00:47:57: Heinrich Yeah.
00:48:00: Simon We are in this spot where open standards are really driving a lot of things. Like when you think of iceberg that changed a lot in the data world, and I think that the open data contract standard will have its impact.
00:48:16: Simon And that there will be an open data product standard. There will be more standards coming coming as well. um um I'm working together with a lot of great minds on that.
00:48:26: Heinrich Nice.
00:48:26: Simon and
00:48:26: Heinrich Yep.
00:48:27: Simon But the combination is with open source tools for and using making use as ah as an engineer. and We see where the vendors come in is this and in the central platforms.
00:48:41: Simon Now where everything comes together, we we talked about the data marketplace.
00:48:41: Heinrich yeah
00:48:45: Simon ah We see also that trend here. ah be There you see the data product. You see your contract. You see the validation results next to it. You see who already has access and why you can request access and provide a purpose.
00:48:59: Simon um And and and all all these things together, i think this is really what but how i see the current current world.
00:49:09: Alex It's pretty interesting, Simon, to me.
00:49:09: Simon yeah
00:49:11: Alex Usually I would say engineers have a kind of dislike for like specifications and and yeah specifying a lot of things.
00:49:24: Alex um Would you mind sharing a little bit about the the history, if I remember correctly, when Jochen and you built data contracts? um It was in parallel to an initiative at PayPal.
00:49:37: Alex And what was the reason or the use case that you had for building this spec and how did it evolve since then into open data contracts?
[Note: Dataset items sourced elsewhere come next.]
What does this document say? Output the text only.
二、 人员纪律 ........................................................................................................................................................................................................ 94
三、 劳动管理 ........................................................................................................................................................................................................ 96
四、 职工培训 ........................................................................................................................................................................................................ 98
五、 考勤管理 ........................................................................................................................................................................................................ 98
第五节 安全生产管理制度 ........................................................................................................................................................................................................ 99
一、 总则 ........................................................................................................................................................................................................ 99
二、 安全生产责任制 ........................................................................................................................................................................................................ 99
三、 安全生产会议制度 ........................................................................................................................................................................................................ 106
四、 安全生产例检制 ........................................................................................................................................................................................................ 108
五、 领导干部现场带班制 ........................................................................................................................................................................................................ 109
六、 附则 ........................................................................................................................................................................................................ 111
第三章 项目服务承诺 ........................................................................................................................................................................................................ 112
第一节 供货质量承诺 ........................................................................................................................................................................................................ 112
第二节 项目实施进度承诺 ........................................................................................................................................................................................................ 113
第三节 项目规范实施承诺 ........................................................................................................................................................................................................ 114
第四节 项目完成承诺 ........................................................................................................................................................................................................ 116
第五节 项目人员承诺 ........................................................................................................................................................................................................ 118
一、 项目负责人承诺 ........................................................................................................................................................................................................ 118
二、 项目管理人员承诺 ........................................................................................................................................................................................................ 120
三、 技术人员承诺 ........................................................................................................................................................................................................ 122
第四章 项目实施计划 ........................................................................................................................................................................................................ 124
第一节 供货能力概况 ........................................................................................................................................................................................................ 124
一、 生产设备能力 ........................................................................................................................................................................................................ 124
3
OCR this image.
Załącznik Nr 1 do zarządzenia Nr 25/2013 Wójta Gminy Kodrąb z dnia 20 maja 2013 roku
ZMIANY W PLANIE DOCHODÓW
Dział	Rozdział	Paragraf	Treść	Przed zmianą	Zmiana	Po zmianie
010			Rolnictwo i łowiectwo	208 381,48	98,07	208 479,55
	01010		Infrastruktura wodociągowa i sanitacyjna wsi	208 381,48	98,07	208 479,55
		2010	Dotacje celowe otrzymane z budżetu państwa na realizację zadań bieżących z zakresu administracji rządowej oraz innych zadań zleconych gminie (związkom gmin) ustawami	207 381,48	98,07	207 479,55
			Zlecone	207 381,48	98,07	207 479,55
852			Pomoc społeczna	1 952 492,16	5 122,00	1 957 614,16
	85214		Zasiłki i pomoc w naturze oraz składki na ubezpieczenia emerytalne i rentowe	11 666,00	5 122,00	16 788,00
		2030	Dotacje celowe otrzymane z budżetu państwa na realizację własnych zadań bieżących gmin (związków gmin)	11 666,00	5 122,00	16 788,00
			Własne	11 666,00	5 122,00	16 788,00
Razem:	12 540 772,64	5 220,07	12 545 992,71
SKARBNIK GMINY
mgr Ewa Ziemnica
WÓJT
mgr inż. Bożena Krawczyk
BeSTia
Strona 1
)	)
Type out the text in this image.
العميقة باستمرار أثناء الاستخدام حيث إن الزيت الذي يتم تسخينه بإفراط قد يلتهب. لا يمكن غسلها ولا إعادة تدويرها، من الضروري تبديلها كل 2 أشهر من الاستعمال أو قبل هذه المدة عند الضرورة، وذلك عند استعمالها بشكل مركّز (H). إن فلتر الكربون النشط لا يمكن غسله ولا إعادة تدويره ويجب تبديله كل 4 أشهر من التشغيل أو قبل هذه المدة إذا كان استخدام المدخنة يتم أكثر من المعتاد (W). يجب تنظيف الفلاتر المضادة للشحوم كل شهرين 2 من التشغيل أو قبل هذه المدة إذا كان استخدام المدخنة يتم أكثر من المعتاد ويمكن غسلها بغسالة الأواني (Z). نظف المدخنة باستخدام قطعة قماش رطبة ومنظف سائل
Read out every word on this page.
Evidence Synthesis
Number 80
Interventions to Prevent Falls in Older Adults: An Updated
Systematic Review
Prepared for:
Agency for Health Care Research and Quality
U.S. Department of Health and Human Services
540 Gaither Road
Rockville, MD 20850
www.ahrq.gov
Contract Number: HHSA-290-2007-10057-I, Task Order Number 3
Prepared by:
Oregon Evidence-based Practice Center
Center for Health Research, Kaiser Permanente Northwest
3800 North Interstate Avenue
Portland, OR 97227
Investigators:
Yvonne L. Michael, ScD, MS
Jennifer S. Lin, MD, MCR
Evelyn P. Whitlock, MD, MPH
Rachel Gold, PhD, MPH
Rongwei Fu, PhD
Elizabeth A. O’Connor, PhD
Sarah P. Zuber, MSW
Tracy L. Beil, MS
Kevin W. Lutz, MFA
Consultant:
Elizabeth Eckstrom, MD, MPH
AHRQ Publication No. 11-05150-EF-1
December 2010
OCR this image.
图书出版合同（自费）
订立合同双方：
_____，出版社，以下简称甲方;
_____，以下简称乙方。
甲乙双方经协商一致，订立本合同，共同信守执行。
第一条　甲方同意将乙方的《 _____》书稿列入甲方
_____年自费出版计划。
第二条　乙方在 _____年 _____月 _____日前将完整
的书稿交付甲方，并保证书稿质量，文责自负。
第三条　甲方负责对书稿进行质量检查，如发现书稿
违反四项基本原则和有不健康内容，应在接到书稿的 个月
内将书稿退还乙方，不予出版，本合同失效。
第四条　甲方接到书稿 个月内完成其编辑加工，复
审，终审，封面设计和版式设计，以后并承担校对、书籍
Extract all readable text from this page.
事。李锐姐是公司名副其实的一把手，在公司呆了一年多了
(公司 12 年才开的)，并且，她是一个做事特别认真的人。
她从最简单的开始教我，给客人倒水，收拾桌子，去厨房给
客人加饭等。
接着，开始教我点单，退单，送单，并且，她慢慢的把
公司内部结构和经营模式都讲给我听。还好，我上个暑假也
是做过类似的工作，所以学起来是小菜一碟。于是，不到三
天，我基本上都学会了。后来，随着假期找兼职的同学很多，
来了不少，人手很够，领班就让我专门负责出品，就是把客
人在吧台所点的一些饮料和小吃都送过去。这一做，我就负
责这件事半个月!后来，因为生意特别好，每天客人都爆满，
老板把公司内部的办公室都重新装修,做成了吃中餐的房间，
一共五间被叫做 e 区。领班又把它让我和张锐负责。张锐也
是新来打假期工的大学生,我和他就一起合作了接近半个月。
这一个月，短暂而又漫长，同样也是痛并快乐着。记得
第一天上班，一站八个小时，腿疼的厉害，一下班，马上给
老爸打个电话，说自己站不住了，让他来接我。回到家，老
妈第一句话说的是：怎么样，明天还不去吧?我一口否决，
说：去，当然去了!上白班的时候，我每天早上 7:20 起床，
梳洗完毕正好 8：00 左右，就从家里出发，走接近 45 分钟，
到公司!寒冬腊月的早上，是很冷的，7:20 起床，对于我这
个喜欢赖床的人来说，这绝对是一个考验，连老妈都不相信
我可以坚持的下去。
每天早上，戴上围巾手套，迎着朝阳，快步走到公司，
00:49:49: Simon so So we started datacontract.com with the data contract specification. And we we started it because we realized the key part of a data product is actually the interface around the data sets it shares, like the API.
00:50:05: Alex Mm-hmm.
00:50:06: Simon that's That's where the music is playing. This is the essential part. But for it to work, um you need to specify it in ah and like an open API spec.
00:50:18: Simon um But there's it's it's you have to to make it in combination with ah with a tooling, with an automatic verification, and also use it for you can also generate a lot of stuff, like your code generators from OpenAPI.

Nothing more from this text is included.